We must make concessions and certain sacrifices of our distinct individuality if we mean to live on amicable terms with our fellow citizens or if we expect them to make similar concessions to us. ” Unquestionably, French Canadians would not have formed a resentment for the English Canadians for making them fight in World War I. Equally important, the 1945-6 Dominion-Provincial Conference of Reconstruction were the provinces in support of Canada’s World War II effort, conceded the rights to collect taxes in the fields of personal and corporate income to Ottawa.

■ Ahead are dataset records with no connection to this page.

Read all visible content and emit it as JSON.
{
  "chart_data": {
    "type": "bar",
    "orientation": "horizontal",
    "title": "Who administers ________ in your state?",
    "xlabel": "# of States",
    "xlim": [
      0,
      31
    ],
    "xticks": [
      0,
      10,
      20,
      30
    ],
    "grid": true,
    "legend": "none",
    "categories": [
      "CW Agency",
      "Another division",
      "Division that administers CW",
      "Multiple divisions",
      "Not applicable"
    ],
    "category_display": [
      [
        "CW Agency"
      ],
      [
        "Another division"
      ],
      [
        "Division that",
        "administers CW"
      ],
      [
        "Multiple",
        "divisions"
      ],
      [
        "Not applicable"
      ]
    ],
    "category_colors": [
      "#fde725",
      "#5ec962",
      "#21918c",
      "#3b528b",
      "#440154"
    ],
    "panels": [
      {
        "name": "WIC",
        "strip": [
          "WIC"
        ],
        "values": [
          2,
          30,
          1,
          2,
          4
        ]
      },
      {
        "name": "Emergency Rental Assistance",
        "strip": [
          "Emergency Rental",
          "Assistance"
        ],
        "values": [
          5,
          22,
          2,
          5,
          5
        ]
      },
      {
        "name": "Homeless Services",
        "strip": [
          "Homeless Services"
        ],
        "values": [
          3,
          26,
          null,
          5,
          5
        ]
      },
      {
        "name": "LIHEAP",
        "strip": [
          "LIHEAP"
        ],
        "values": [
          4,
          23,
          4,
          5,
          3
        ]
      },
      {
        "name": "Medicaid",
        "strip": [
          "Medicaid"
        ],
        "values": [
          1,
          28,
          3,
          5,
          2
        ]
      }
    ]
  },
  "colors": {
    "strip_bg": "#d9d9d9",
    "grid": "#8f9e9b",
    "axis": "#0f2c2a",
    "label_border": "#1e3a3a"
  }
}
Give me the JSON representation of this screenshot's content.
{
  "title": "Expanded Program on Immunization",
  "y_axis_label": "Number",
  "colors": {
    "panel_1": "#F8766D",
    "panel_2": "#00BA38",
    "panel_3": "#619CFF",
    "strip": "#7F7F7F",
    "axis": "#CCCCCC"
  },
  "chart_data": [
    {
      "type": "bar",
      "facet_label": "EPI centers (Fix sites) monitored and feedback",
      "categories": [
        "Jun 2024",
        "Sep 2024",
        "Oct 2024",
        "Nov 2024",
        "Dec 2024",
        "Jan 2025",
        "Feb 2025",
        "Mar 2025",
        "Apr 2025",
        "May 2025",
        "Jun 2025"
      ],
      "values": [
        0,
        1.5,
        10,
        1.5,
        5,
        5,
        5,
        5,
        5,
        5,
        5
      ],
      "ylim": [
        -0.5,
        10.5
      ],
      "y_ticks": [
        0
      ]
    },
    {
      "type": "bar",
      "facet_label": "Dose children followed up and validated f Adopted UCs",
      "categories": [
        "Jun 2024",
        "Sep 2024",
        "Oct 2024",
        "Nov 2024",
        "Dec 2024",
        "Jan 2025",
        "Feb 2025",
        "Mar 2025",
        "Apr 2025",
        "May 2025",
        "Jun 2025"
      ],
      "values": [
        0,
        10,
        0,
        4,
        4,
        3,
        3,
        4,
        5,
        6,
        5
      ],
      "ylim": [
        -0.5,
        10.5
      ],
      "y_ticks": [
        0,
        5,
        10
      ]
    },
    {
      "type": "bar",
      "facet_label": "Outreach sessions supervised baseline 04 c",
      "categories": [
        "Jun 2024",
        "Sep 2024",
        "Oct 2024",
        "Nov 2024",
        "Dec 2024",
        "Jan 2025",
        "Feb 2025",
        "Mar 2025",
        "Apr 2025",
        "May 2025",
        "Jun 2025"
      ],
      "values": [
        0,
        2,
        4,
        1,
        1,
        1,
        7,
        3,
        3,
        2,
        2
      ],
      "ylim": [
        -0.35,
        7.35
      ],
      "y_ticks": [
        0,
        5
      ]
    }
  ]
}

If after the war the Federal Government had kept its promise and reinstated the right to collect personnel and corporate taxes to the provinces, Quebec would not have formed the idea of separation. By offering subsidies in lieu of provincial tax collection the divide between English and French Canada deepened. Funding was greatly needed in Quebec; the Federal Government error to restate there privileges result in further resentment against English Canadians. Both these factors only weakened the country.
Hence, if Canada were a strong whole nation, instead of a divide one, maybe we would have a true national identity. Yet, Canada is a mosaic of identities and has no true single national identity, but Canada’s growing multiculturalism in the twentieth century has become her identity. Her achievements whether they be in medicine, United Nations peacekeeping, or sports are her own. Yes, Canada has a national identity, an identity borne of many cultures and in the spirit of cooperation.